1. HABERLER

  2. DERGİLER

  3. İyileşir miyiz sahiden?
İyileşir miyiz sahiden?

İyileşir miyiz sahiden?

Hayatımıza, nefes almaya devam ediyoruz. Peki bu bir suç mu? Nasıl nefes alınır? Nasıl yemek yenir? Alınacak, yenilecek, hayat bu ya acılarla yaşamaya alışıyoruz.

A+A-

Seda. A. Refik
[email protected]

Ekmek daha ne kadar pahalı olacak? Peki biz ay sonunu nasıl getireceğiz?

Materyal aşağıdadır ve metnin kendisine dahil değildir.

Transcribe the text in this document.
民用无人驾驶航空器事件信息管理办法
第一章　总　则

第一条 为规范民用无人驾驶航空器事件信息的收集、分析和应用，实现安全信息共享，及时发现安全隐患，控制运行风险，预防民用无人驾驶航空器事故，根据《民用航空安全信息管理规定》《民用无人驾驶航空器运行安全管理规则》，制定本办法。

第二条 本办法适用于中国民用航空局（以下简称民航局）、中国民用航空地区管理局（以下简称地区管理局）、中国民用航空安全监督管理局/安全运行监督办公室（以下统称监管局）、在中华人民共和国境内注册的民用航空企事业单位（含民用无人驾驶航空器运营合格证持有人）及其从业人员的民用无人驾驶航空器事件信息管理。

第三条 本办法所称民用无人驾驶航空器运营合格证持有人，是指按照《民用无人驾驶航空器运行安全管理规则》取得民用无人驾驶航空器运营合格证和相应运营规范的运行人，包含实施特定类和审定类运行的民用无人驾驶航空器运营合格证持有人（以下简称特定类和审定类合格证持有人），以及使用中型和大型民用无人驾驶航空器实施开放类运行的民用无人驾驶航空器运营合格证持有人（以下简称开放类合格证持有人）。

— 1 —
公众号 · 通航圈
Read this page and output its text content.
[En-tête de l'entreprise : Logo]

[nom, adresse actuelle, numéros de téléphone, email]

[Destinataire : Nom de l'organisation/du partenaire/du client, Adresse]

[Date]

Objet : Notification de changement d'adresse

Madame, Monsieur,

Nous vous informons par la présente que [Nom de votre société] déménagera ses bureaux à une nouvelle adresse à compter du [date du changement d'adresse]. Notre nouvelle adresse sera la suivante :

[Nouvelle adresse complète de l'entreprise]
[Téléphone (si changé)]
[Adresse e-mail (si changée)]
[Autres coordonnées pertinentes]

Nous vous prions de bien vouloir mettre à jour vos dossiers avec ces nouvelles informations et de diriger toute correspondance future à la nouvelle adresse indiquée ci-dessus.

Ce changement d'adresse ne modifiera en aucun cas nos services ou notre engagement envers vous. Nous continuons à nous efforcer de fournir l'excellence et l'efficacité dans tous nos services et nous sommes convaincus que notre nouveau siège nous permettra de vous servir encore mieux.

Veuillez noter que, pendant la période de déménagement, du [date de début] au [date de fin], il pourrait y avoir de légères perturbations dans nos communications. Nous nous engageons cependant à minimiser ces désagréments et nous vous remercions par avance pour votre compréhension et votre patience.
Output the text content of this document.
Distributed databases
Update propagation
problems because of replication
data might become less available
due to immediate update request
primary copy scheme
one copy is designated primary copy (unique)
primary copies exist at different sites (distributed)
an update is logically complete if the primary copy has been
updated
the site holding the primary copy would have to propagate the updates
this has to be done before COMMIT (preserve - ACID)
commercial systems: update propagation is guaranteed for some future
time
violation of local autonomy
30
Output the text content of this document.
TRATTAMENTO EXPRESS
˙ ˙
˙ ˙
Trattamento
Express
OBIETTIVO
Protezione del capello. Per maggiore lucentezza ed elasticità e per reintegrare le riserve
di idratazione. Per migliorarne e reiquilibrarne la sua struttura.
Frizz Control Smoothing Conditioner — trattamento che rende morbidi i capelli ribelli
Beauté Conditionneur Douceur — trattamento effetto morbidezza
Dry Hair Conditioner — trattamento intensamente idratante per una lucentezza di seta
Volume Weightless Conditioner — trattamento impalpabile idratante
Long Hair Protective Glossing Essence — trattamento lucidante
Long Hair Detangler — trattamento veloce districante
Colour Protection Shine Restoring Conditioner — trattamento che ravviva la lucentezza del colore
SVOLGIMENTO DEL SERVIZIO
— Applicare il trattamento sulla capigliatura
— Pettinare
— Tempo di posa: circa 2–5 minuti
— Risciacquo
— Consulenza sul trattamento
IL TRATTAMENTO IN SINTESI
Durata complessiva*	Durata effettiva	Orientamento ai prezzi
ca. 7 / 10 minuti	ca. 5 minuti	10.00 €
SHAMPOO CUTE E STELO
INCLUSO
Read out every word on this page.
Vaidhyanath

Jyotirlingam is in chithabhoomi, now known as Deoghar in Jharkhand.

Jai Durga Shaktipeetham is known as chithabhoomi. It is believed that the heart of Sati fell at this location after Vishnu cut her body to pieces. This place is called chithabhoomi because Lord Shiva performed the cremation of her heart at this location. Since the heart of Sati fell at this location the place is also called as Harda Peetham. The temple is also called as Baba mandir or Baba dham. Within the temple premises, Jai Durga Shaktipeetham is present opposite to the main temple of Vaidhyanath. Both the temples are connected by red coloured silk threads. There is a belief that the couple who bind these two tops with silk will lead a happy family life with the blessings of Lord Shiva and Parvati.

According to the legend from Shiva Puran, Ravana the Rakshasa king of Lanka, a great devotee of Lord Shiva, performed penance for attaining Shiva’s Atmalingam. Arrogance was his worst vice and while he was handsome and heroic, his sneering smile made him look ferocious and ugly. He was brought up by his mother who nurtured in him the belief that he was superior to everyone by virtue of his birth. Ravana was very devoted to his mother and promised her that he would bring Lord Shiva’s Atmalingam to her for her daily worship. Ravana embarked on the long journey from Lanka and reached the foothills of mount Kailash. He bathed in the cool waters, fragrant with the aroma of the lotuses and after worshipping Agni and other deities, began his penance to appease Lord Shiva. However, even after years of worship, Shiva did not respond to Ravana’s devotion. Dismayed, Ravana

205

Çocuğun bezi de yine zamlandı; GS kalecisinin ayağı kırılmış mıdır acaba, belki de çatlamıştır kim bilir…Bir pazar gecesi koltukta oturmuş bunları düşünür konuşurken bir şey oldu, bizi uykumuzdan uyandıran, bugüne kadar tek bir sarsıntıyı hissetmediğimiz belli ki malzemeden kaçırılmadan sağlam yapılmış apartmanımızın üçüncü katında bizi uykumuzdan uyandıran bir sarsıntı oldu. Gözümde gözlüklerim dahi olmadan lambanın nasıl daireler çizdiğine bakarken bir yandan hemen yan odada uyuyan minik kızımı alıp onu korumak istedim. Sarsıntı bitti ve bir daha uyumadım. Bir daha sallanırsak, kızımı koruyamazsam, sarsıntıya başka bir yerde başka bir şekilde yakalanırsak ne yapacağım, bir deprem çantamız bile yok diye diye o gece sabaha kadar uyuyamadım. Meğer ben uykusuzluğumun içerisinde bunlarda boğuşurken nice canlar kendini toz, toprak ve tel yığınlarının altında bulmuş. Beton bile diyemiyorum çünkü beton da yokmuş belli ki. Nice evlat, soğukta, üstlerindeki toz bulutu onları terk edememiş şekilde yerin altına girdi. Yerin altına girsem de kurtulsam sözü hiç bu kadar gerçeklik değeri kazanmamıştı sanırım. Biz üzüntümüzden bu sözü iliklerimizde hissederken insanları yerin altına sokanların tamamen sebep olduklarından sıyrılmak için kendi lehlerine bu sözü kullanmaları da ayrı bir durum ya neyse.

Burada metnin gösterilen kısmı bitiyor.